CLASIFICACIÓN DEL OLIVO
El olivo
denominado botánicamente olea europea, pertenece a la familia de las oleáceas y
se conocen numerosas variedades.
El olivo es un
árbol forestal, ornamental y frutal. Forestal, por la excelente calidad de su
madera, su rusticidad y su resistencia a las condiciones ambientales adversas y
su extraordinaria adaptabilidad a la diversidad de suelos y de exposiciones.
Como ornamental es uno de los árboles más hermosos
y frondosos, que acepta todas las formas y utilizaciones que se le quieran
dar.
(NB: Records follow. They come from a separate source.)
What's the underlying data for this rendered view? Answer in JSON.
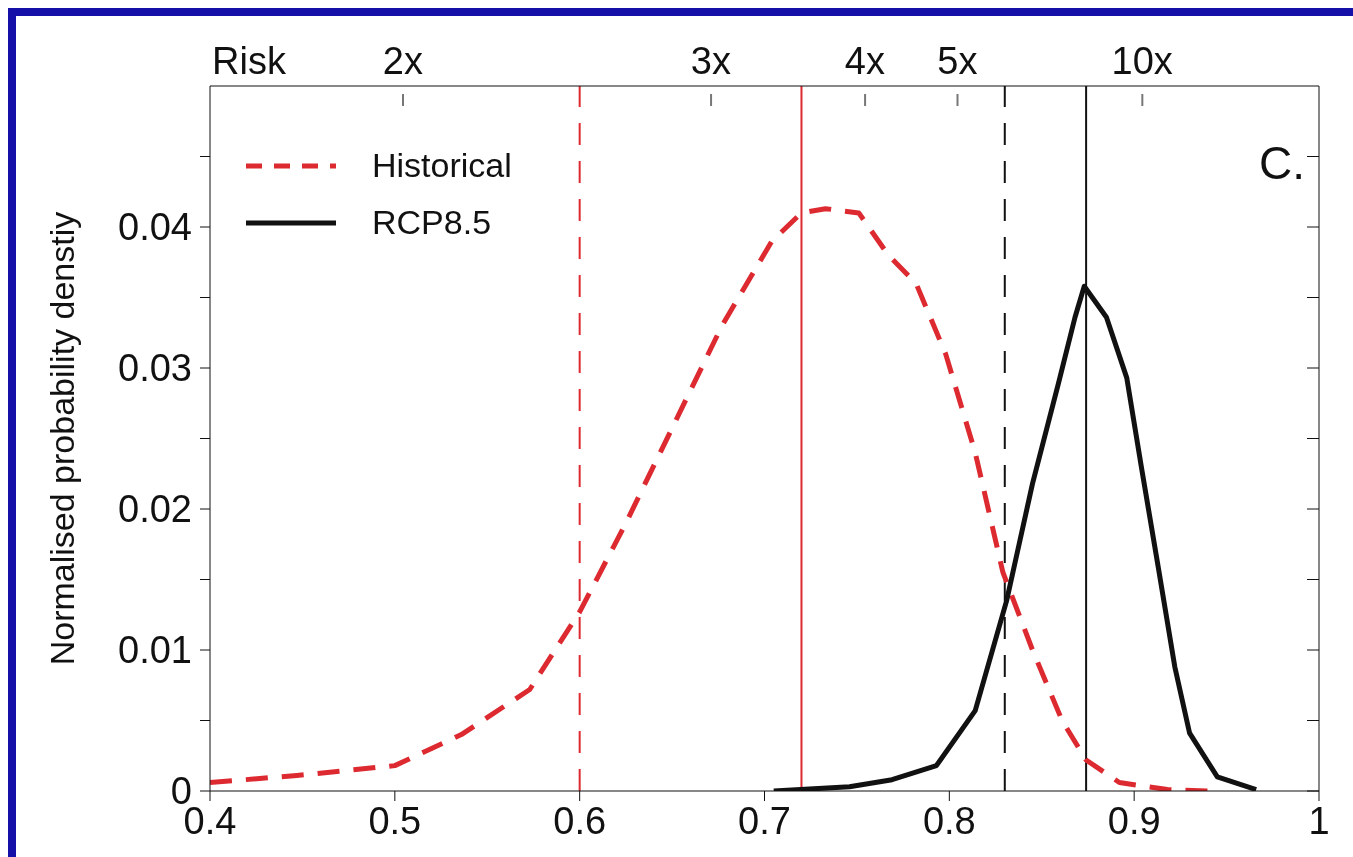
{
  "chart_data": {
    "type": "line",
    "ylabel": "Normalised probability denstiy",
    "annotations": [
      "Risk",
      "2x",
      "3x",
      "4x",
      "5x",
      "10x",
      "C."
    ],
    "xlim": [
      0.4,
      1.0
    ],
    "xticks": [
      0.4,
      0.5,
      0.6,
      0.7,
      0.8,
      0.9,
      1
    ],
    "ylim": [
      0,
      0.05
    ],
    "yticks": [
      0,
      {
        "value": 0.005,
        "label": null
      },
      0.01,
      {
        "value": 0.015,
        "label": null
      },
      0.02,
      {
        "value": 0.025,
        "label": null
      },
      0.03,
      {
        "value": 0.035,
        "label": null
      },
      0.04,
      {
        "value": 0.045,
        "label": null
      }
    ],
    "legend": "top left",
    "marker": "none",
    "grid": false,
    "series": [
      {
        "name": "Historical",
        "color": "#dd2a30",
        "line_style": "dashed",
        "x": [
          0.4,
          0.447,
          0.5,
          0.536,
          0.573,
          0.6,
          0.625,
          0.651,
          0.677,
          0.704,
          0.72,
          0.733,
          0.751,
          0.767,
          0.782,
          0.798,
          0.814,
          0.829,
          0.845,
          0.861,
          0.874,
          0.892,
          0.918,
          0.94
        ],
        "values": [
          0.0006,
          0.0011,
          0.0018,
          0.004,
          0.0072,
          0.0127,
          0.019,
          0.026,
          0.033,
          0.039,
          0.041,
          0.0413,
          0.041,
          0.038,
          0.036,
          0.031,
          0.024,
          0.0155,
          0.01,
          0.005,
          0.0022,
          0.0006,
          0.0001,
          0
        ]
      },
      {
        "name": "RCP8.5",
        "color": "#111111",
        "line_style": "solid",
        "x": [
          0.705,
          0.746,
          0.769,
          0.793,
          0.814,
          0.831,
          0.845,
          0.859,
          0.868,
          0.873,
          0.885,
          0.896,
          0.904,
          0.913,
          0.922,
          0.93,
          0.945,
          0.966
        ],
        "values": [
          0,
          0.0003,
          0.0008,
          0.0018,
          0.0057,
          0.0135,
          0.0218,
          0.0289,
          0.0336,
          0.0358,
          0.0336,
          0.0293,
          0.0229,
          0.0159,
          0.0088,
          0.0041,
          0.001,
          0.0001
        ]
      }
    ],
    "ref_lines": [
      {
        "axis": "x",
        "value": 0.6,
        "color": "#dd2a30",
        "line_style": "dashed"
      },
      {
        "axis": "x",
        "value": 0.72,
        "color": "#dd2a30",
        "line_style": "solid"
      },
      {
        "axis": "x",
        "value": 0.83,
        "color": "#111111",
        "line_style": "dashed"
      },
      {
        "axis": "x",
        "value": 0.874,
        "color": "#111111",
        "line_style": "solid"
      }
    ]
  }
}
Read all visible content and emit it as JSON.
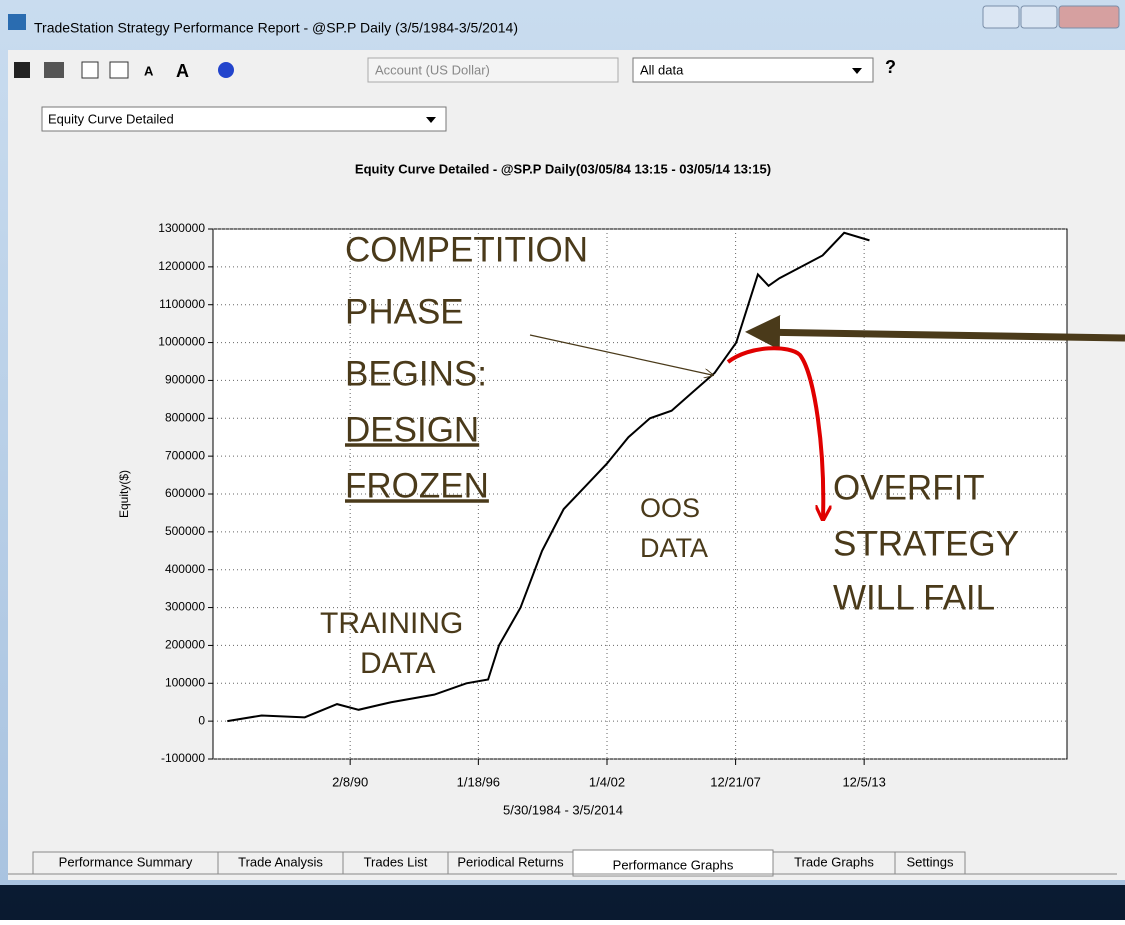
{
  "window": {
    "title": "TradeStation Strategy Performance Report - @SP.P Daily (3/5/1984-3/5/2014)"
  },
  "toolbar": {
    "account": "Account (US Dollar)",
    "range": "All data"
  },
  "view_select": "Equity Curve Detailed",
  "chart_data": {
    "type": "line",
    "title": "Equity Curve Detailed - @SP.P Daily(03/05/84 13:15 - 03/05/14 13:15)",
    "y_label": "Equity($)",
    "x_label": "5/30/1984 - 3/5/2014",
    "x": [
      "1984-05-30",
      "1986-01-01",
      "1988-01-01",
      "1989-07-01",
      "1990-07-01",
      "1992-01-01",
      "1994-01-01",
      "1995-07-01",
      "1996-07-01",
      "1997-01-01",
      "1998-01-01",
      "1999-01-01",
      "2000-01-01",
      "2001-01-01",
      "2002-01-01",
      "2003-01-01",
      "2004-01-01",
      "2005-01-01",
      "2006-01-01",
      "2007-01-01",
      "2008-01-01",
      "2009-01-01",
      "2009-07-01",
      "2010-01-01",
      "2011-01-01",
      "2012-01-01",
      "2013-01-01",
      "2014-03-05"
    ],
    "series": [
      {
        "name": "Equity",
        "color": "#000000",
        "values": [
          0,
          15000,
          10000,
          45000,
          30000,
          50000,
          70000,
          100000,
          110000,
          200000,
          300000,
          450000,
          560000,
          620000,
          680000,
          750000,
          800000,
          820000,
          870000,
          920000,
          1000000,
          1180000,
          1150000,
          1170000,
          1200000,
          1230000,
          1290000,
          1270000
        ]
      }
    ],
    "xlim": [
      "1983-10-01",
      "2023-05-01"
    ],
    "xticks": [
      {
        "value": "1990-02-08",
        "label": "2/8/90"
      },
      {
        "value": "1996-01-18",
        "label": "1/18/96"
      },
      {
        "value": "2002-01-04",
        "label": "1/4/02"
      },
      {
        "value": "2007-12-21",
        "label": "12/21/07"
      },
      {
        "value": "2013-12-05",
        "label": "12/5/13"
      }
    ],
    "ylim": [
      -100000,
      1300000
    ],
    "yticks": [
      -100000,
      0,
      100000,
      200000,
      300000,
      400000,
      500000,
      600000,
      700000,
      800000,
      900000,
      1000000,
      1100000,
      1200000,
      1300000
    ],
    "grid": true,
    "annotations": {
      "competition": [
        "COMPETITION",
        "PHASE",
        "BEGINS:"
      ],
      "frozen": [
        "DESIGN",
        "FROZEN"
      ],
      "oos": [
        "OOS",
        "DATA"
      ],
      "training": [
        "TRAINING",
        "DATA"
      ],
      "overfit": [
        "OVERFIT",
        "STRATEGY",
        "WILL FAIL"
      ]
    }
  },
  "tabs": [
    "Performance Summary",
    "Trade Analysis",
    "Trades List",
    "Periodical Returns",
    "Performance Graphs",
    "Trade Graphs",
    "Settings"
  ]
}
Y frutal, por la producción de sus exquisitas aceitunas y su insuperable
aceite.
El fruto del olivo se aprovecha en dos formas: en la de aceitunas verdes y
maduras y en la de aceite.
Según el doctor M. E. Beltrán, Profesor de Industrias Agrícolas de Argel,
los valores nutritivos de la aceituna son: energético, calorífico, medicinal e
industrial. Energético, superior al de las frutas y legumbres; calorífico,
igual al de la leche de vaca; vitamínico, elevado en vitamina A.
Los valores nutritivos, energético, calorífico, medicinal e industrial del
aceite de olivas han sido profusamente divulgados por eminentes investigadores
y tratadistas desde la más remota antigüedad hasta nuestros días, en que se le
han encontrado nuevas virtudes de trascendencia vital.
El olivo prospera y fructifica abundantemente en tierras empobrecidas por
la erosión, en las cansadas a fuerza de cultivos mal conducidos, en las áridas,
pedregosas y pendientes y en las desérticas como las de la Guajira, región que
tiene su mejor indicador propiciatorio en el aceituna u olivo silvestre, que
nace espontáneamente y rinde sus buenas cosechas. Indicador que igualmente
existe en muchas otras regiones del país.
El olivo resiste temperaturas extremas como no las soporta ningún otro
árbol. Asociado a otros frutales como el café, cacao, cítricos, peros,
manzanos, duraznos, ciruelos, etc., los defiende de las heladas y de las altas
temperaturas que tantos estragos ocasionan.
El olivo dura miles de años siempre en abundante y ascendente por parte del
agricultor.
El olivo dura miles de años siempre abundante y ascendente producción
asegurando al cultivador un patrimonio
que, por su misma larga vida, pasa de generación en generación.
Quien planta un olivo deja una riqueza para sus descendientes.
El aceite de olivas procura uno de los mejores alimentos humanos.